In den letzten Jahren wurden reiche praktische Erfahrungen über die Wirkung von ATOX gesammelt. Davon sprechen auch zahlreiche experimentelle Untersuchungen sowie die Rückmeldungen der Nutzer.
Wir haben auch interessante persönliche Erfahrungen gesammelt. Hier ist nur eine davon.
2004 wurde ein neues Model von ATOX entwickelt. Auf dieses neue Model von ATOX wurden Programme zur Prophylaxe von Infektionen initialisiert: http://www.tavinfo.org/Documents/Technologie/Modelle/2005_Modell_M2-Infekt_de.html
Damals begannen wir, diese Geräte ständig zu tragen. Heute können wir bestätigen, dass wir seit 2004 nicht mehr an akuten Infektionen erkrankt sind. Sogar wenn wir uns unter Menschen befanden, die gerade an einem akuten grippalen Infekt (Grippe-Epidemie) erkrankt waren, registrierten wir bei uns nur jene leichten Symptome der Krankheit, die eine kurze Zeit andauerten und ohne medikamentöse Behandlung verschwanden.
Heute können wir Bilanz ziehen über unsere langjährige Arbeit sowie die Arbeit unserer Mitarbeiter und Gleichgesinnten.

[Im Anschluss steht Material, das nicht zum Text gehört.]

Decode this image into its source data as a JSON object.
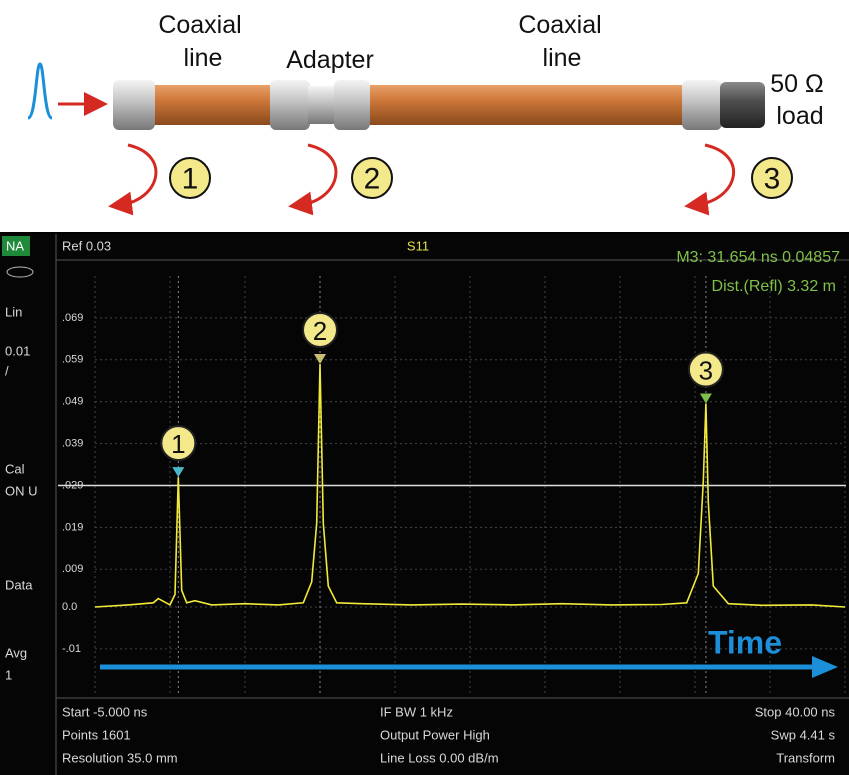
{
  "diagram": {
    "labels": [
      [
        "Coaxial",
        "line"
      ],
      [
        "Adapter"
      ],
      [
        "Coaxial",
        "line"
      ],
      [
        "50 Ω",
        "load"
      ]
    ],
    "reflections": [
      "1",
      "2",
      "3"
    ]
  },
  "instrument": {
    "mode": "NA",
    "sidebar": [
      "Lin",
      "0.01",
      "/",
      "Cal",
      "ON U",
      "Data",
      "Avg",
      "1"
    ],
    "header": {
      "ref": "Ref 0.03",
      "param": "S11",
      "marker": "M3:  31.654 ns 0.04857",
      "distance": "Dist.(Refl) 3.32  m"
    },
    "footer": [
      [
        "Start -5.000 ns",
        "Points 1601",
        "Resolution 35.0 mm"
      ],
      [
        "IF BW 1 kHz",
        "Output Power High",
        "Line Loss 0.00  dB/m"
      ],
      [
        "Stop 40.00 ns",
        "Swp 4.41 s",
        "Transform"
      ]
    ]
  },
  "chart_data": {
    "type": "line",
    "xlim": [
      -5,
      40
    ],
    "ylim": [
      -0.021,
      0.079
    ],
    "yticks": [
      {
        "value": 0.069,
        "label": ".069"
      },
      {
        "value": 0.059,
        "label": ".059"
      },
      {
        "value": 0.049,
        "label": ".049"
      },
      {
        "value": 0.039,
        "label": ".039"
      },
      {
        "value": 0.029,
        "label": ".029"
      },
      {
        "value": 0.019,
        "label": ".019"
      },
      {
        "value": 0.009,
        "label": ".009"
      },
      {
        "value": 0,
        "label": "0.0"
      },
      {
        "value": -0.01,
        "label": "-.01"
      }
    ],
    "grid": true,
    "ref_line": 0.029,
    "x": [
      -5,
      -3,
      -1.5,
      -1.2,
      -0.5,
      -0.2,
      0,
      0.2,
      0.5,
      1,
      2,
      4,
      6,
      7.5,
      8,
      8.3,
      8.5,
      8.7,
      9,
      9.5,
      11,
      14,
      17,
      20,
      23,
      26,
      29,
      30.5,
      31.2,
      31.5,
      31.654,
      31.8,
      32.1,
      33,
      35,
      38,
      40
    ],
    "series": [
      {
        "color": "#f2ea3a",
        "values": [
          0,
          0.0005,
          0.001,
          0.002,
          0.0005,
          0.003,
          0.031,
          0.004,
          0.001,
          0.0015,
          0.0005,
          0.0008,
          0.0005,
          0.001,
          0.006,
          0.02,
          0.058,
          0.02,
          0.005,
          0.001,
          0.0008,
          0.0005,
          0.0007,
          0.0005,
          0.0008,
          0.0005,
          0.0006,
          0.001,
          0.008,
          0.03,
          0.04857,
          0.025,
          0.005,
          0.0008,
          0.0004,
          0.0005,
          0
        ]
      }
    ],
    "markers": [
      {
        "label": "1",
        "x": 0,
        "y": 0.031
      },
      {
        "label": "2",
        "x": 8.5,
        "y": 0.058
      },
      {
        "label": "3",
        "x": 31.654,
        "y": 0.04857
      }
    ],
    "annotation": "Time"
  }
}
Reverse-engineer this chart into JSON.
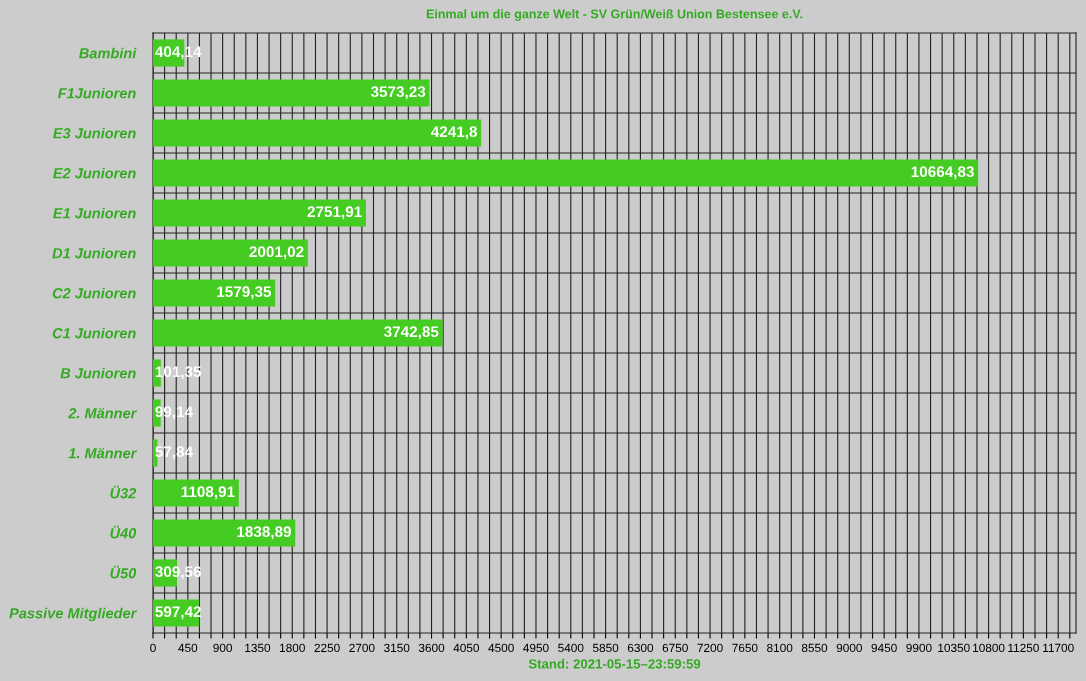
{
  "chart_data": {
    "type": "bar",
    "orientation": "horizontal",
    "title": "Einmal um die ganze Welt - SV Grün/Weiß Union Bestensee e.V.",
    "categories": [
      "Bambini",
      "F1Junioren",
      "E3 Junioren",
      "E2 Junioren",
      "E1 Junioren",
      "D1 Junioren",
      "C2 Junioren",
      "C1 Junioren",
      "B Junioren",
      "2. Männer",
      "1. Männer",
      "Ü32",
      "Ü40",
      "Ü50",
      "Passive Mitglieder"
    ],
    "values": [
      404.14,
      3573.23,
      4241.8,
      10664.83,
      2751.91,
      2001.02,
      1579.35,
      3742.85,
      101.35,
      99.14,
      57.84,
      1108.91,
      1838.89,
      309.56,
      597.42
    ],
    "value_labels": [
      "404,14",
      "3573,23",
      "4241,8",
      "10664,83",
      "2751,91",
      "2001,02",
      "1579,35",
      "3742,85",
      "101,35",
      "99,14",
      "57,84",
      "1108,91",
      "1838,89",
      "309,56",
      "597,42"
    ],
    "color": "#44cc22",
    "xlim": [
      0,
      11930
    ],
    "xticks": [
      0,
      {
        "value": 150,
        "label": null
      },
      {
        "value": 300,
        "label": null
      },
      450,
      {
        "value": 600,
        "label": null
      },
      {
        "value": 750,
        "label": null
      },
      900,
      {
        "value": 1050,
        "label": null
      },
      {
        "value": 1200,
        "label": null
      },
      1350,
      {
        "value": 1500,
        "label": null
      },
      {
        "value": 1650,
        "label": null
      },
      1800,
      {
        "value": 1950,
        "label": null
      },
      {
        "value": 2100,
        "label": null
      },
      2250,
      {
        "value": 2400,
        "label": null
      },
      {
        "value": 2550,
        "label": null
      },
      2700,
      {
        "value": 2850,
        "label": null
      },
      {
        "value": 3000,
        "label": null
      },
      3150,
      {
        "value": 3300,
        "label": null
      },
      {
        "value": 3450,
        "label": null
      },
      3600,
      {
        "value": 3750,
        "label": null
      },
      {
        "value": 3900,
        "label": null
      },
      4050,
      {
        "value": 4200,
        "label": null
      },
      {
        "value": 4350,
        "label": null
      },
      4500,
      {
        "value": 4650,
        "label": null
      },
      {
        "value": 4800,
        "label": null
      },
      4950,
      {
        "value": 5100,
        "label": null
      },
      {
        "value": 5250,
        "label": null
      },
      5400,
      {
        "value": 5550,
        "label": null
      },
      {
        "value": 5700,
        "label": null
      },
      5850,
      {
        "value": 6000,
        "label": null
      },
      {
        "value": 6150,
        "label": null
      },
      6300,
      {
        "value": 6450,
        "label": null
      },
      {
        "value": 6600,
        "label": null
      },
      6750,
      {
        "value": 6900,
        "label": null
      },
      {
        "value": 7050,
        "label": null
      },
      7200,
      {
        "value": 7350,
        "label": null
      },
      {
        "value": 7500,
        "label": null
      },
      7650,
      {
        "value": 7800,
        "label": null
      },
      {
        "value": 7950,
        "label": null
      },
      8100,
      {
        "value": 8250,
        "label": null
      },
      {
        "value": 8400,
        "label": null
      },
      8550,
      {
        "value": 8700,
        "label": null
      },
      {
        "value": 8850,
        "label": null
      },
      9000,
      {
        "value": 9150,
        "label": null
      },
      {
        "value": 9300,
        "label": null
      },
      9450,
      {
        "value": 9600,
        "label": null
      },
      {
        "value": 9750,
        "label": null
      },
      9900,
      {
        "value": 10050,
        "label": null
      },
      {
        "value": 10200,
        "label": null
      },
      10350,
      {
        "value": 10500,
        "label": null
      },
      {
        "value": 10650,
        "label": null
      },
      10800,
      {
        "value": 10950,
        "label": null
      },
      {
        "value": 11100,
        "label": null
      },
      11250,
      {
        "value": 11400,
        "label": null
      },
      {
        "value": 11550,
        "label": null
      },
      11700,
      {
        "value": 11850,
        "label": null
      }
    ],
    "grid": true,
    "annotations": [
      "Stand: 2021-05-15–23:59:59"
    ]
  }
}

Nur dank der gesammelten praktischen Erfahrungen und dem angeeigneten Wissen ist es uns gelungen, jene gesteuerten Energie-Informations-Prozesse zu gestalten, die unseren Technologien zugrunde liegen und die für die Entwicklung einzigartiger, effektiver Schutzgeräte die Voraussetzung waren.
Unsere Ausarbeitungen, Energie-Informations-Technologien, elektronische und Laser-Initialisierung enthalten sehr viel Know-how. Es ist nicht möglich, es zu plagiieren bzw. zu fälschen.